Universality, equivalence

The problem of universality^{[note 1]} and of equivalence,^{[note 2]} also belong to PTIME, by reduction to the inclusion problem.

Checking whether an automaton is unambiguous

For a nondeterministic finite automaton ${\displaystyle A}$ with ${\displaystyle n}$ states and an ${\displaystyle m}$ letter alphabet, it is decidable in time ${\displaystyle O(n^{2}m)}$ whether ${\displaystyle A}$ is unambiguous.^[2]

Sketch of the proof of unambiguity
It suffices to use a fixpoint algorithm to compute the set of pairs of states q and q' such that there exists a word w which leads both to q and to q' . The automaton is unambiguous if and only if there is no such a pair such that both states are accepting. There are Θ(n2) state pairs, and for each pair there are m letters to consider to resume the fixpoint algorithm, hence the computation time.

Some properties

• Given a UFA A and an integer n, one can count in polynomial time the number of words of size n that are accepted by A. This can be done by a simple dynamic programming algorithm: for every state q of A and ${\displaystyle i\in \{0,\ldots ,n\}}$, compute the number of words of size n-i having a run starting at q and ending in a final state. By contrast, the same problem is #P-hard for NFAs.
• The cartesian product (intersection) of two UFAs is a UFA.^[3]
• The notion of unambiguity extends to finite state transducers and weighted automata. If a finite state transducer T is unambiguous, then each input word is associated by T to at most one output word. If a weighted automaton A is unambiguous, then the set of weight does not need to be a semiring, instead it suffices to consider a monoid. Indeed, there is at most one accepting path.

State complexity

Main article: State complexity

Mathematical proofs that every UFA for a language needs a certain number of states were pioneered by Schmidt.^[4] Leung proved that a DFA equivalent to an ${\displaystyle n}$-state UFA requires ${\displaystyle 2^{n}}$ states in the worst case, and that a UFA equivalent to a finitely ambiguous^{[note 3]} ${\displaystyle n}$-state NFA requires ${\displaystyle 2^{n}-1}$ states in the worst case.^[5]
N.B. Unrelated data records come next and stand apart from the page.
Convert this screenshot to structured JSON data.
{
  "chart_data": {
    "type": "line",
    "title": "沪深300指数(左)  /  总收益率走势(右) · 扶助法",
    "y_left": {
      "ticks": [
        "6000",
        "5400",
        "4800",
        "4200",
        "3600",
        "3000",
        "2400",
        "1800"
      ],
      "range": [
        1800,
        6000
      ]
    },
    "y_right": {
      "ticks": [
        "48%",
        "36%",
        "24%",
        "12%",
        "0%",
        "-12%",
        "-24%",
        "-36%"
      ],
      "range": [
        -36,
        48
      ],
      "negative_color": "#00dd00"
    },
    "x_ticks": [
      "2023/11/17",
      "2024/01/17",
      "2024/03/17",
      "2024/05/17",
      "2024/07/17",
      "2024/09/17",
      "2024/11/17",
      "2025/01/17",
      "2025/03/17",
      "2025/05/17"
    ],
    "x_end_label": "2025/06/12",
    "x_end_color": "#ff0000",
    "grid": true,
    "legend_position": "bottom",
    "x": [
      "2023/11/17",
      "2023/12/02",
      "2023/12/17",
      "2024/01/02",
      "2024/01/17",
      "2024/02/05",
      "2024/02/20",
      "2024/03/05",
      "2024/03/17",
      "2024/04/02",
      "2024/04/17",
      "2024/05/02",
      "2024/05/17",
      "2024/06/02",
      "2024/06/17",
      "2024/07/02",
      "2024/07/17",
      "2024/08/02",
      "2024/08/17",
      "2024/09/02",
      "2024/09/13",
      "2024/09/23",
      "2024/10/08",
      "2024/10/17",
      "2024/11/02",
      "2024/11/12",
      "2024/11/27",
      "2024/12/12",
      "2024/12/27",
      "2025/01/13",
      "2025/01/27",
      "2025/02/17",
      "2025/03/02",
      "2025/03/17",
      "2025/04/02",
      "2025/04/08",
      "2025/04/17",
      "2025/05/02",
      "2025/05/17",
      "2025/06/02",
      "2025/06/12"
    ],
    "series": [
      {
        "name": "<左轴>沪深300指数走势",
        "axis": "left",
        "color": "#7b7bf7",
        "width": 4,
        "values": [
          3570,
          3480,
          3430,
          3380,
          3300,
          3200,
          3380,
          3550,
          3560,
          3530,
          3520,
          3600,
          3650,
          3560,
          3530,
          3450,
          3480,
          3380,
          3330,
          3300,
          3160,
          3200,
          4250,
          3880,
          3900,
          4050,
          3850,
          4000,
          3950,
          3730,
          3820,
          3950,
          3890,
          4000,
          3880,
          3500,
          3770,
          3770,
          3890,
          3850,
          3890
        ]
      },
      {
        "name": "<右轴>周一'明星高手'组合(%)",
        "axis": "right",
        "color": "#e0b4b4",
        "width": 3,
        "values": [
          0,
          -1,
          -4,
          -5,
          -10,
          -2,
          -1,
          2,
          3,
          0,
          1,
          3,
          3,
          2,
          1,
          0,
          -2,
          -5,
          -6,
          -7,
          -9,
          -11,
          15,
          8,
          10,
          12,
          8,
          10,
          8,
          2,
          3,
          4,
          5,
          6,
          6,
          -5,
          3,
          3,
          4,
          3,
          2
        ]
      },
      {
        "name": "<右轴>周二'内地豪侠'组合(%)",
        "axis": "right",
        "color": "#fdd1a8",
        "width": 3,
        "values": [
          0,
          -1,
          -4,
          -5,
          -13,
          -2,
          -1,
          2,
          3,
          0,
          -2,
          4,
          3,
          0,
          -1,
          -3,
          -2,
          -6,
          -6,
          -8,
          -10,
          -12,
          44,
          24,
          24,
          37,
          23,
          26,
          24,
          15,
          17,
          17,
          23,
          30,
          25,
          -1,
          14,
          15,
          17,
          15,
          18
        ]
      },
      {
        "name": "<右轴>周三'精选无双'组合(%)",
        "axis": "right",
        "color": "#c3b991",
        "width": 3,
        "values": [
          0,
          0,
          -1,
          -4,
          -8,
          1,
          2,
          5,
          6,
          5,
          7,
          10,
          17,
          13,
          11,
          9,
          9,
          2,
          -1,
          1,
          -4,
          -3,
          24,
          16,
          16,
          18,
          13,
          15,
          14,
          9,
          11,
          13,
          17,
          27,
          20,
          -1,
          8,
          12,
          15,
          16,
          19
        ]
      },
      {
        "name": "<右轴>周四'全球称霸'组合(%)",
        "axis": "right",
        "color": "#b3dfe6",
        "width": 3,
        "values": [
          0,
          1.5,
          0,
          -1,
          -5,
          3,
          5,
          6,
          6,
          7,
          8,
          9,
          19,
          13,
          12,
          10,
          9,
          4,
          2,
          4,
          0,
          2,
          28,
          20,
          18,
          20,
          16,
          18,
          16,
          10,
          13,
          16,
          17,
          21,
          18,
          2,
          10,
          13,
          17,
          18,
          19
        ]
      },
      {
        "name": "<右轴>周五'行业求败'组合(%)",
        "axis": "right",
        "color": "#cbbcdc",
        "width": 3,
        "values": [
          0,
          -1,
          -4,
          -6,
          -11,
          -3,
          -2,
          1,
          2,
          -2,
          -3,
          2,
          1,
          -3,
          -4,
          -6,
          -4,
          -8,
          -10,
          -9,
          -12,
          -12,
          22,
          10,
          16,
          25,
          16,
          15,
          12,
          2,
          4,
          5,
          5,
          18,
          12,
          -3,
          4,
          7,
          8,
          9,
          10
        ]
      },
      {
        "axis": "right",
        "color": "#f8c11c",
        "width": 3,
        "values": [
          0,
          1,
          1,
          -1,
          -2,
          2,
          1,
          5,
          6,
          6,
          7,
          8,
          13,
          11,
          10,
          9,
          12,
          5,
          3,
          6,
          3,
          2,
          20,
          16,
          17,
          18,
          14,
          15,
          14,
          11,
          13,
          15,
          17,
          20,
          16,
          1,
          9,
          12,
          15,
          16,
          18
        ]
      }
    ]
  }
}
Jirásek, Jirásková and Šebej^[6] researched state complexity of basic regular operations on languages represented by UFA. They proved in particular that for every ${\displaystyle n}$-state UFA where ${\displaystyle n\geq 7}$, the complement of the language it accepts is accepted by a UFA with at most ${\displaystyle 2^{0.79n+\log n}}$ states. This result was later improved by Indzhev and Kiefer^[7] to at most ${\displaystyle {\sqrt {n+1}}\cdot 2^{0.5n}}$ states for all ${\displaystyle n\geq 0}$.

Raskin^[8] showed that UFAs cannot be complemented in polynomial time, even into NFAs: he shows that, in the worst case, complementing a UFA with n states into an NFA requires a superpolynomial number of states. This lower bound was later improved by Göös, Kiefer, and Yuan.^[9]

For a one-letter alphabet Okhotin proved that a DFA equivalent to an ${\displaystyle n}$-state UFA requires ${\displaystyle \exp \left(\Theta \left({\sqrt[{3}]{n(\ln n)^{2}}}\right)\right)}$ states in the worst case.^[10]

Notes

1. i.e.: given a UFA, does it accept every string of Σ^*?
2. i.e.: given two UFAs, do they accept the same set of strings?
3. Having finitely many accepting paths for every accepted word.